# Betriebssystem auf neue Festplatte "umziehen"



## Bang0o (25. Juni 2009)

Hallo
Ich habe mir eine neue Festplatte gegönnt und hab meine alte geklont und auf die neue kopiert. Nur leider bootet er nicht von der neuen Festplatte.
Da kommt immer so ein Fehler das eine gewisse bootsqm.dat fehlerhaft sei.
Betriebsystem ist Windows7. Was kann ich machen?
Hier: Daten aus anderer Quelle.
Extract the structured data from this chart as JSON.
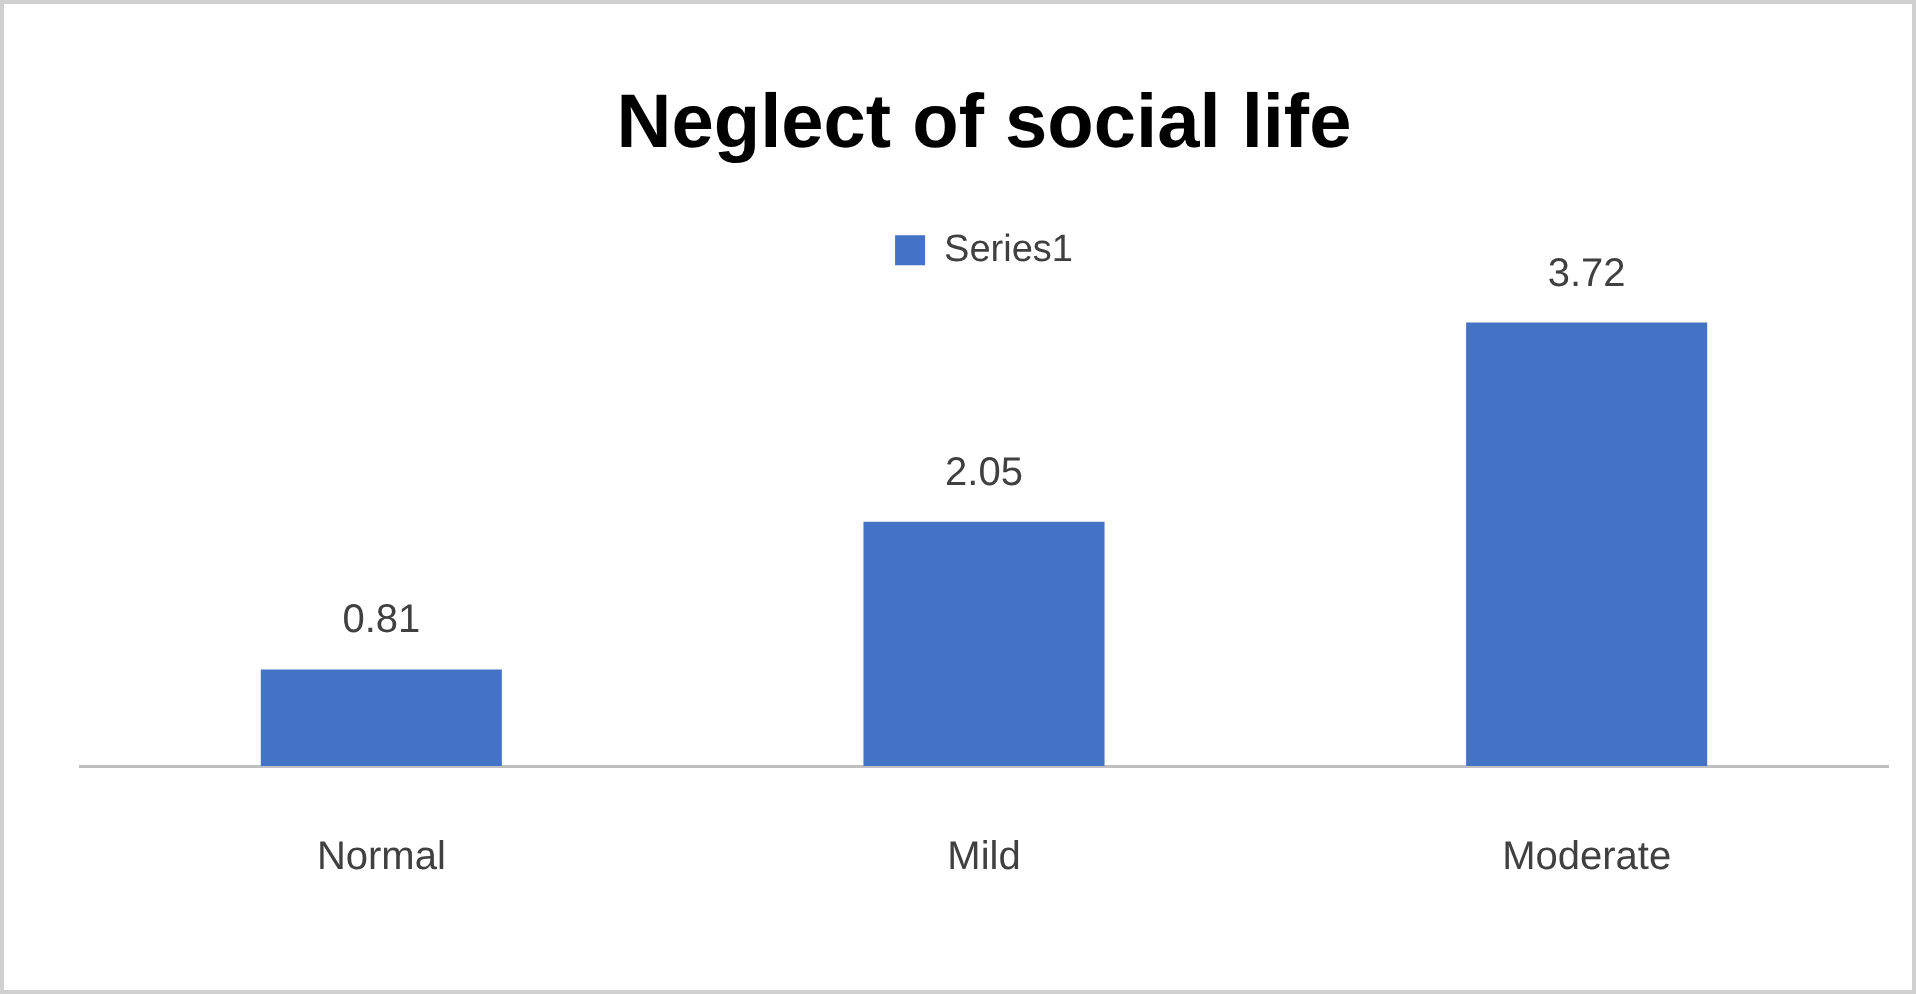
{
  "chart_data": {
    "type": "bar",
    "title": "Neglect of social life",
    "categories": [
      "Normal",
      "Mild",
      "Moderate"
    ],
    "series": [
      {
        "name": "Series1",
        "color": "#4472c4",
        "values": [
          0.81,
          2.05,
          3.72
        ]
      }
    ],
    "data_labels": true,
    "grid": false,
    "legend": "top"
  }
}
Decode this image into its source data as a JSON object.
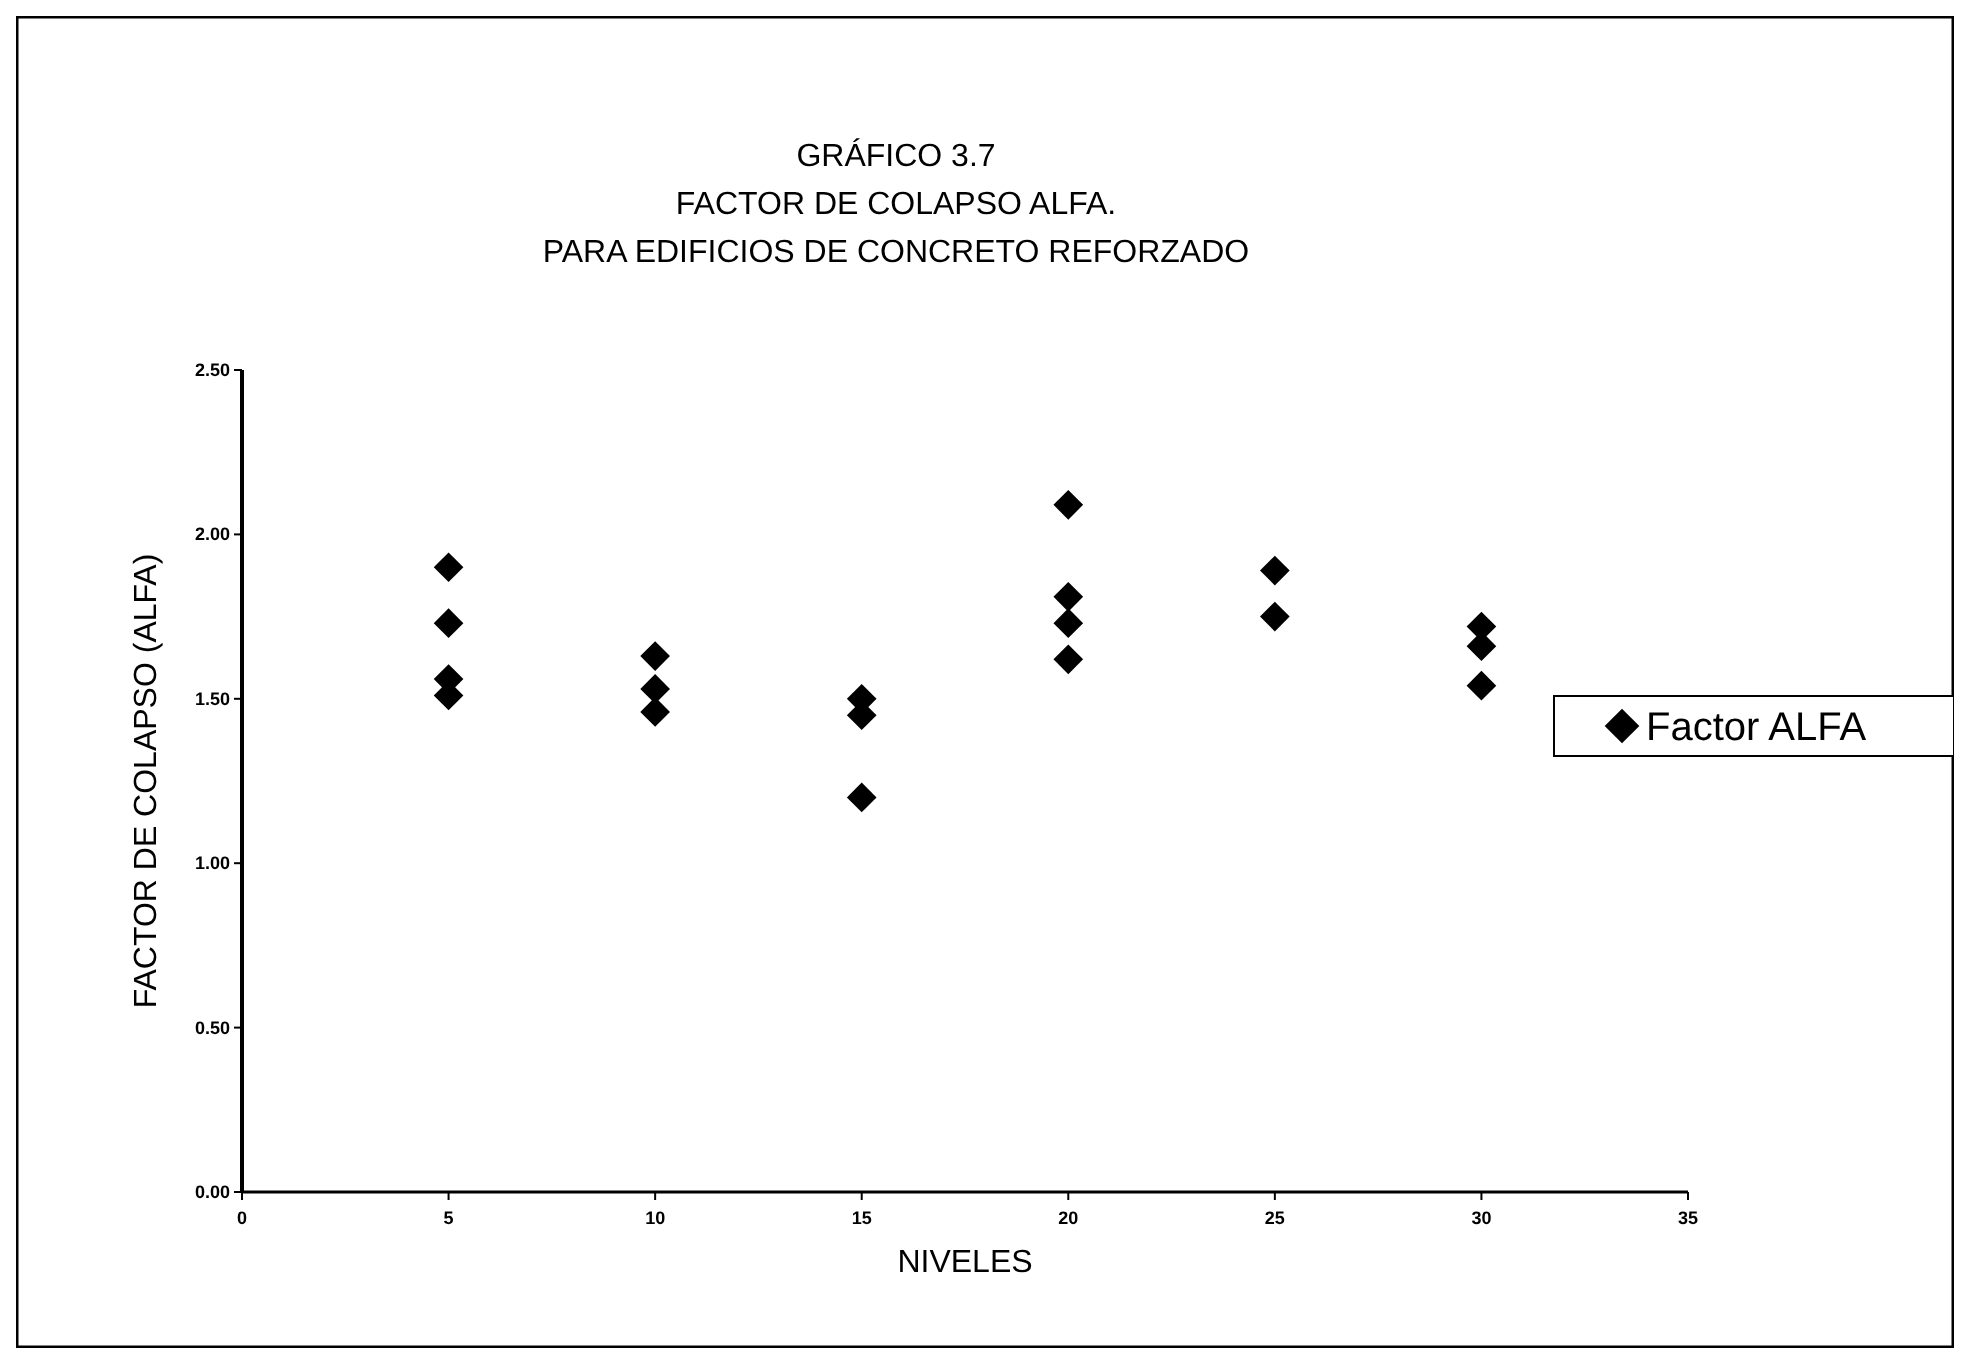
{
  "chart_data": {
    "type": "scatter",
    "title": "GRÁFICO 3.7\nFACTOR DE COLAPSO ALFA.\nPARA EDIFICIOS DE CONCRETO REFORZADO",
    "xlabel": "NIVELES",
    "ylabel": "FACTOR DE COLAPSO (ALFA)",
    "x": [
      5,
      5,
      5,
      5,
      10,
      10,
      10,
      15,
      15,
      15,
      20,
      20,
      20,
      20,
      25,
      25,
      30,
      30,
      30
    ],
    "series": [
      {
        "name": "Factor ALFA",
        "color": "#000000",
        "values": [
          1.9,
          1.73,
          1.56,
          1.51,
          1.63,
          1.53,
          1.46,
          1.5,
          1.45,
          1.2,
          2.09,
          1.81,
          1.73,
          1.62,
          1.89,
          1.75,
          1.72,
          1.66,
          1.54
        ]
      }
    ],
    "xlim": [
      0,
      35
    ],
    "xticks": [
      0,
      5,
      10,
      15,
      20,
      25,
      30,
      35
    ],
    "ylim": [
      0,
      2.5
    ],
    "yticks": [
      {
        "value": 0,
        "label": "0.00"
      },
      {
        "value": 0.5,
        "label": "0.50"
      },
      {
        "value": 1,
        "label": "1.00"
      },
      {
        "value": 1.5,
        "label": "1.50"
      },
      {
        "value": 2,
        "label": "2.00"
      },
      {
        "value": 2.5,
        "label": "2.50"
      }
    ],
    "marker": "diamond",
    "legend": "right",
    "grid": false
  }
}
Ach und von der Win7 Boot-DvD will er das Reaprieren schaff es aber nicht und sagt ich soll Online nach ner Lösung suchen (was ich ja grad mach )


----------



## caine2011 (25. Juni 2009)

reparaturinstallation mit der dvd duirvhführen, dürfte abhilfe schaffen


----------



## Bennz (25. Juni 2009)

beim w7 dvd boot auf die region klicken und dann reparieren klicken w7 aus wählen dann eingabe aufforderung und dann Bootrec.exe eingeben enter glaube ich jetzt dann MBR type bootrec /FixMbr enter.
für den boot sector bootrec /FixBoot


----------



## Bang0o (25. Juni 2009)

Bennz schrieb:


> beim w7 dvd boot auf die region klicken und dann reparieren klicken w7 aus wählen dann eingabe aufforderung und dann Bootrec.exe eingeben enter glaube ich jetzt dann MBR type bootrec /FixMbr enter.
> für den boot sector bootrec /FixBoot


hat geholfen
dannach in ie registry gehen und :
http://board.gulli.com/thread/1091531-laufwerksbuchstabe-ndern-unter-win-xp/#5

falls jemand das selbe problem hat


----------